Maybe the families will help defray some of the costs but realistically if the search was for average (not wealthy) people their families wouldn’t be expected to pay. It’s hard to put a price on human lives. But how much is enough and how long is enough? I don’t know.

I think the answer to your question will change tomorrow. Right now they have to give it everything, but tomorrow, after the air runs out (supposing that the vessel is still intact, which I will very much hope it is not and has not been this whole time once we get to that point) things change. Once the air deadline has passed, they will have to decide if they continue searching for remains that may not exist anymore, or pack up the resources and leave the passengers to rest in the ocean.
It's a hard decision, and I'm glad I'm not the one who has to make it, but if I did I wouldn't keep it going for more than a day or two :(
 
Interesting, you would think that the company had some sort of plan of what to do in a "worse case scenario". And it appears to me, that there is no plan...

Just rely on United States and other countries to pony up the cash and resources for an underwater rescue. Great plan. Not.
 
Re: Morse Code

What I want to know is how one could do dots and dashes by banging on titanium or other metal in the sub.
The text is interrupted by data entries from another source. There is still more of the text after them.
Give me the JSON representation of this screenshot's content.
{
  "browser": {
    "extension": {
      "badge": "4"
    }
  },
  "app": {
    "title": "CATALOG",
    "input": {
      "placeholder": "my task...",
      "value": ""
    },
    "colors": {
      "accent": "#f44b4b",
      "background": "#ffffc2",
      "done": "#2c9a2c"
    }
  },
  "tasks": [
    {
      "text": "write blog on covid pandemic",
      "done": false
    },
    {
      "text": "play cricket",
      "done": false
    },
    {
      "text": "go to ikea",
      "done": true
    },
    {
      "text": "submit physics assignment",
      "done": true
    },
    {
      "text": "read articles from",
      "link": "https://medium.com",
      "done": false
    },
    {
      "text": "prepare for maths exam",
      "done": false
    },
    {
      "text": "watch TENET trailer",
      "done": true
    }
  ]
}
I can only manage to make banging sounds on metal that have longer intervals (the dash?)

Are any of you more coordinated than I am?
So far behind, so sorry if this analogy was already suggested. If you're musically inclined, I would think of it as a triplet, three quarter notes, and another triplet. Each strike of the hull would result in an identical unsustained note, but the space between each of those identical note can vary to create the dashes and dots.
 
As far as the hatch design is concerned, today's Washington Post has an article about the Titan. An excerpt from the article (paywalled for some) notes "Maximilian Cremer, director of the ocean technology group at the University of Hawaii Marine Center, told The Post that the Titan’s hatch, which is bolted from the outside, does not meet standards. “We are required by the American Bureau of Shipping, by our regulatory oversight, to have a tower, a structure you can climb out of the command sphere in case of emergency at sea surface,” Cremer said. “Plus we can and are required to open under our own power, human power, to be able to open the main hatch.”